Sebagai informasi, Green Shipping merupakan proses penurunan penggunaan energi untuk menghasilkan emisi yang lebih rendah. Green Shipping bertujuan mengurangi pencemaran lingkungan laut dari konsumsi tinggi bahan bakar fosil pada sektor transportasi laut dan mendorong penggunaan energi ramah lingkungan.
“Sektor pelayaran internasional menyumbang sekitar dua hingga tiga persen dari emisi karbon/gas rumah kaca secara global. Untuk itu, semua pelaku industri maritim perlu berperan aktif dalam menurunkan emisi karbon (dekarbonisasi) di sektor pelayaran,” tambah Capt. Antoni.
Pemerintah, lanjutnya, juga tengah membangun infrastruktur maritim ramah lingkungan guna mendukung green shipping dengan tetap memperhatikan prinsip-prinsip Paris Agreement dalam pengurangan emisi gas rumah kaca serta mendukung terwujudnya pembangunan berkelanjutan.
Kementerian Perhubungan pun terus mendorong untuk meningkatkan kesadaran dan kolaborasi antar stakeholders dalam menciptakan inovasi untuk implementasi green shipping.
“Dengan sinergi yang baik antar pemangku kepentingan, diharapkan dapat mewujudkan industri perkapalan yang berkelanjutan demi melindungi lingkungan maritim untuk generasi mendatang,” tutup Antoni.
Solusi Tepat Wujudkan Green Shipping
Sebagai informasi, FGD ini menghadirkan sejumlah pejabat pemerintah dan pakar, diantaranya perwakilan dari Kementerian Energi dan Sumber Daya Mineral, PT Pertamina (Persero), Indonesian National Shipowners Association (INSA) dan PT Pelindo (Persero).
Dalam FGD tersebut juga dibahas upaya apa yang akan dilakukan kedepan guna mewujudkan green shipping, mengingat IMO Annex Vl telah diretifikasi oleh banyak negara, dan tentu diharapkan Indonesia juga akan meretifikasi IMO Annex Vl tersebut.
Dari FGD ini terlahir beberapa pembahasan wacana-wacana untuk mewujudkan green shipping di Indonesia, diantaranya adalah dengan menggunakan hibrit dengan baterey, namun opsi ini dinilai cukup mahal karena selain merubah system shaft propeller dari penggerak mesin ke penggerak motor, system ini juga masih tetap menggunakan generator.
Alternatif lain adalah bisa dengan mengganti bahan bakar kapal dengan LPG atau LNG, namun untuk saat ini, cara tersebut juga tidak memungkinkan dikarenakan belum adanya Rule Clasifikasi yang mengijinkan.
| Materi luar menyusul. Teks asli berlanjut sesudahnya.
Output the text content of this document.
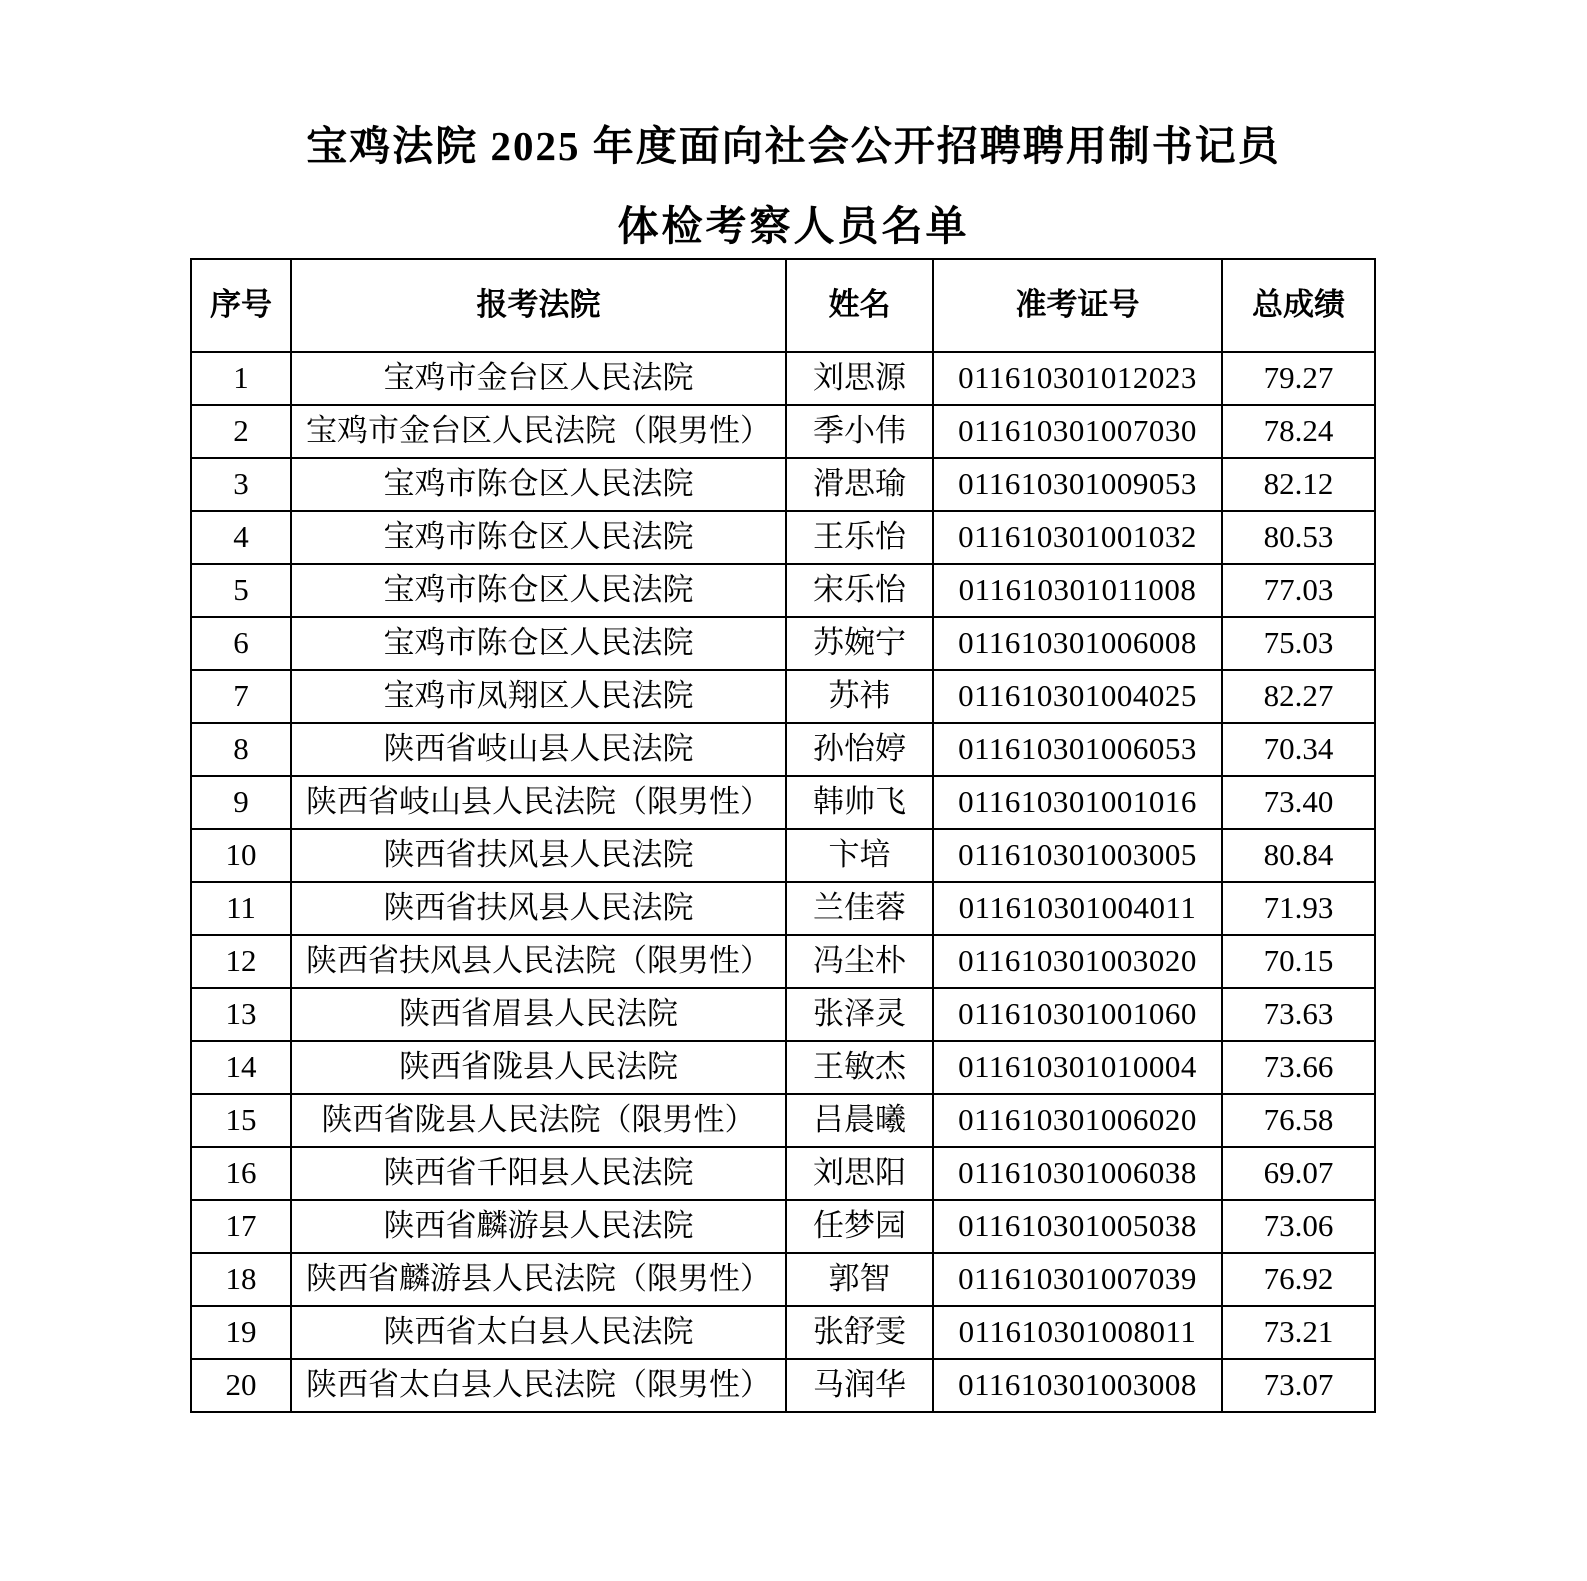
宝鸡法院 2025 年度面向社会公开招聘聘用制书记员
体检考察人员名单
序号	报考法院	姓名	准考证号	总成绩
1	宝鸡市金台区人民法院	刘思源	011610301012023	79.27
2	宝鸡市金台区人民法院（限男性）	季小伟	011610301007030	78.24
3	宝鸡市陈仓区人民法院	滑思瑜	011610301009053	82.12
4	宝鸡市陈仓区人民法院	王乐怡	011610301001032	80.53
5	宝鸡市陈仓区人民法院	宋乐怡	011610301011008	77.03
6	宝鸡市陈仓区人民法院	苏婉宁	011610301006008	75.03
7	宝鸡市凤翔区人民法院	苏祎	011610301004025	82.27
8	陕西省岐山县人民法院	孙怡婷	011610301006053	70.34
9	陕西省岐山县人民法院（限男性）	韩帅飞	011610301001016	73.40
10	陕西省扶风县人民法院	卞培	011610301003005	80.84
11	陕西省扶风县人民法院	兰佳蓉	011610301004011	71.93
12	陕西省扶风县人民法院（限男性）	冯尘朴	011610301003020	70.15
13	陕西省眉县人民法院	张泽灵	011610301001060	73.63
14	陕西省陇县人民法院	王敏杰	011610301010004	73.66
15	陕西省陇县人民法院（限男性）	吕晨曦	011610301006020	76.58
16	陕西省千阳县人民法院	刘思阳	011610301006038	69.07
17	陕西省麟游县人民法院	任梦园	011610301005038	73.06
18	陕西省麟游县人民法院（限男性）	郭智	011610301007039	76.92
19	陕西省太白县人民法院	张舒雯	011610301008011	73.21
20	陕西省太白县人民法院（限男性）	马润华	011610301003008	73.07
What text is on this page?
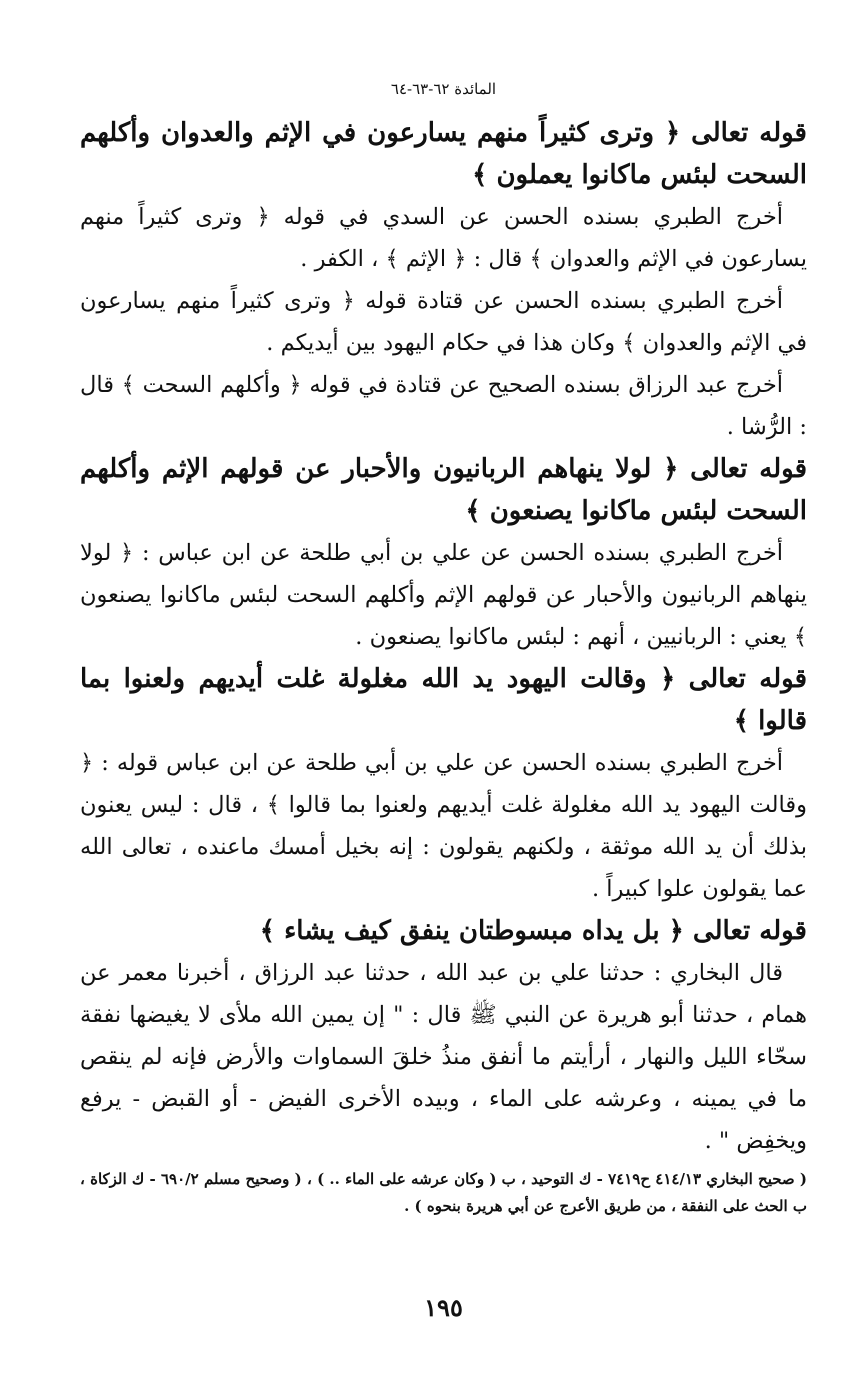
المائدة ٦٢-٦٣-٦٤
قوله تعالى ﴿ وترى كثيراً منهم يسارعون في الإثم والعدوان وأكلهم السحت لبئس ماكانوا يعملون ﴾

أخرج الطبري بسنده الحسن عن السدي في قوله ﴿ وترى كثيراً منهم يسارعون في الإثم والعدوان ﴾ قال : ﴿ الإثم ﴾ ، الكفر .

أخرج الطبري بسنده الحسن عن قتادة قوله ﴿ وترى كثيراً منهم يسارعون في الإثم والعدوان ﴾ وكان هذا في حكام اليهود بين أيديكم .

أخرج عبد الرزاق بسنده الصحيح عن قتادة في قوله ﴿ وأكلهم السحت ﴾ قال : الرُّشا .

قوله تعالى ﴿ لولا ينهاهم الربانيون والأحبار عن قولهم الإثم وأكلهم السحت لبئس ماكانوا يصنعون ﴾

أخرج الطبري بسنده الحسن عن علي بن أبي طلحة عن ابن عباس : ﴿ لولا ينهاهم الربانيون والأحبار عن قولهم الإثم وأكلهم السحت لبئس ماكانوا يصنعون ﴾ يعني : الربانيين ، أنهم : لبئس ماكانوا يصنعون .

قوله تعالى ﴿ وقالت اليهود يد الله مغلولة غلت أيديهم ولعنوا بما قالوا ﴾

أخرج الطبري بسنده الحسن عن علي بن أبي طلحة عن ابن عباس قوله : ﴿ وقالت اليهود يد الله مغلولة غلت أيديهم ولعنوا بما قالوا ﴾ ، قال : ليس يعنون بذلك أن يد الله موثقة ، ولكنهم يقولون : إنه بخيل أمسك ماعنده ، تعالى الله عما يقولون علوا كبيراً .

قوله تعالى ﴿ بل يداه مبسوطتان ينفق كيف يشاء ﴾

قال البخاري : حدثنا علي بن عبد الله ، حدثنا عبد الرزاق ، أخبرنا معمر عن همام ، حدثنا أبو هريرة عن النبي ﷺ قال : " إن يمين الله ملأى لا يغيضها نفقة سحّاء الليل والنهار ، أرأيتم ما أنفق منذُ خلقَ السماوات والأرض فإنه لم ينقص ما في يمينه ، وعرشه على الماء ، وبيده الأخرى الفيض - أو القبض - يرفع ويخفِض " .

( صحيح البخاري ٤١٤/١٣ ح٧٤١٩ - ك التوحيد ، ب ( وكان عرشه على الماء .. ) ، ( وصحيح مسلم ٦٩٠/٢ - ك الزكاة ، ب الحث على النفقة ، من طريق الأعرج عن أبي هريرة بنحوه ) .

١٩٥
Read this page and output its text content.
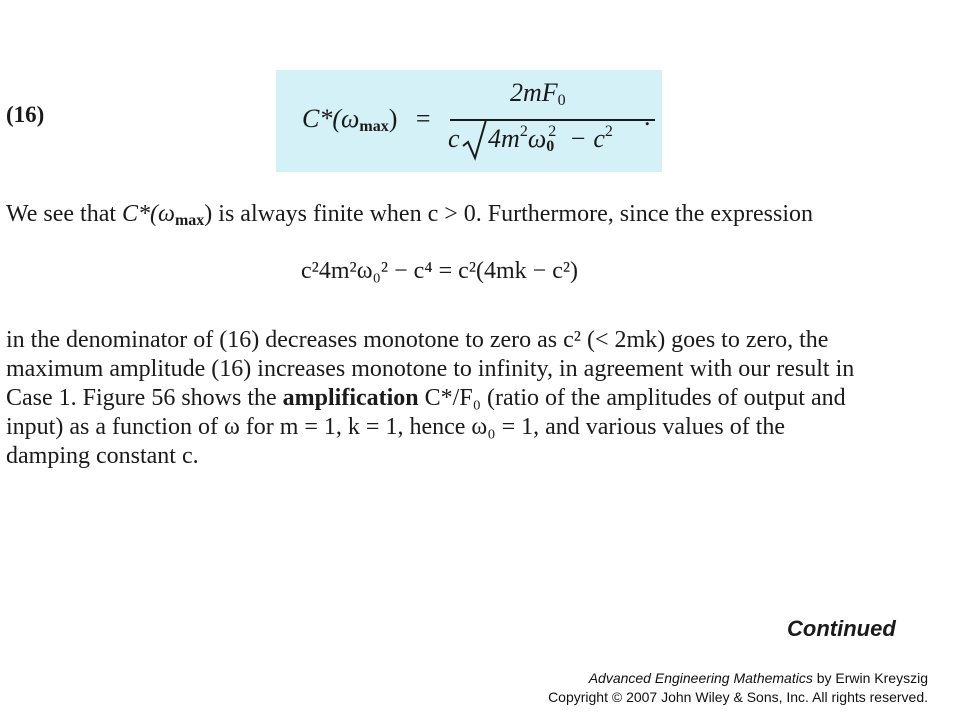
(16)	$C*(\omega_{max})$ =
$2mF_0$
c $4m^2\omega_0^2 - c^2$
.
We see that $C*(\omega_{max})$ is always finite when c > 0. Furthermore, since the expression
c²4m²ω₀² − c⁴ = c²(4mk − c²)
in the denominator of (16) decreases monotone to zero as c² (< 2mk) goes to zero, the
maximum amplitude (16) increases monotone to infinity, in agreement with our result in
Case 1. Figure 56 shows the amplification C*/F₀ (ratio of the amplitudes of output and
input) as a function of ω for m = 1, k = 1, hence ω₀ = 1, and various values of the
damping constant c.
Continued
Advanced Engineering Mathematics by Erwin Kreyszig
Copyright © 2007 John Wiley & Sons, Inc. All rights reserved.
Opsi lain adalah penggunaan bahan bakar Low Sulphur. Penggunaan bahan bakar Low Sulphur ini merupakan salah satu upaya yang telah diterapkan oleh kapal-kapal milik Pertamina. Namun system ini juga dinilai belum sepenuhnya mampu mendukung terciptanya green shipping secara menyeluruh, mengingat harga bahan bakar tersebut relative lebih mahal. Terlebih lagi pertamina juga belum sepenuhnya memproduksi bahan bakar Low Sulphur ini.
Dalam diskusi tersebut hadir pula Alex dari Shanghai Manufacture yang memaparkan tentang bagaimana efisiensi pemasangan dan penggunaan Scrubber, yang bisa dijadikan sebagai salah satu alternatif dan solusi untuk mewujudkan penerapan Green Shipping di Indonesia. Dengan memasang Scrubber pada gas buang kapal bisa dijadikan opsi mengurangi emisi karbon, yang mana gas buang bisa langsung masuk ke Scrubble, dan kemudian terjadi proses penyaringan sehingga nanti sulphur yang keluar akan berkurang
“Alat ini sudah ada dan sudah diterapkan di beberapa negara, terutama negara-negara yang pemerintahannya telah mewajibkan penerapan program green shipping. Pada prinsipnya, gas buang akan masuk ke scrubber tersebut untuk menangkap sulphur dan menyaring, sehingga sulphur yang keluar akan berkurang,” jelas Alex.
Lebih jauh dijelaskan, bahwa pemakaian Scrubble ini bisa dipastikan jauh lebih hemat jika dibandingkan dengan pemakaian bahan bakar Low Sulphur atau opsi-opsi lain. Mengingat bahan bakar Low Sulphur lebih mahal sekitar Rp 3000 – 5000 per liter dbanding bahan bakar High Sulphur.
“Usia pemakaian Scrubber bisa lebih dari 10 tahun,” tambah Alex.
Kesimpulannya, dari beberapa alternatif tersebut, untuk sementara ini opsi yang dapat diterapkan di Indonesia adalah pemasangan Scrubber pada gas buang kapal dan penggunaan bahan bakar dengan Low Sulphur.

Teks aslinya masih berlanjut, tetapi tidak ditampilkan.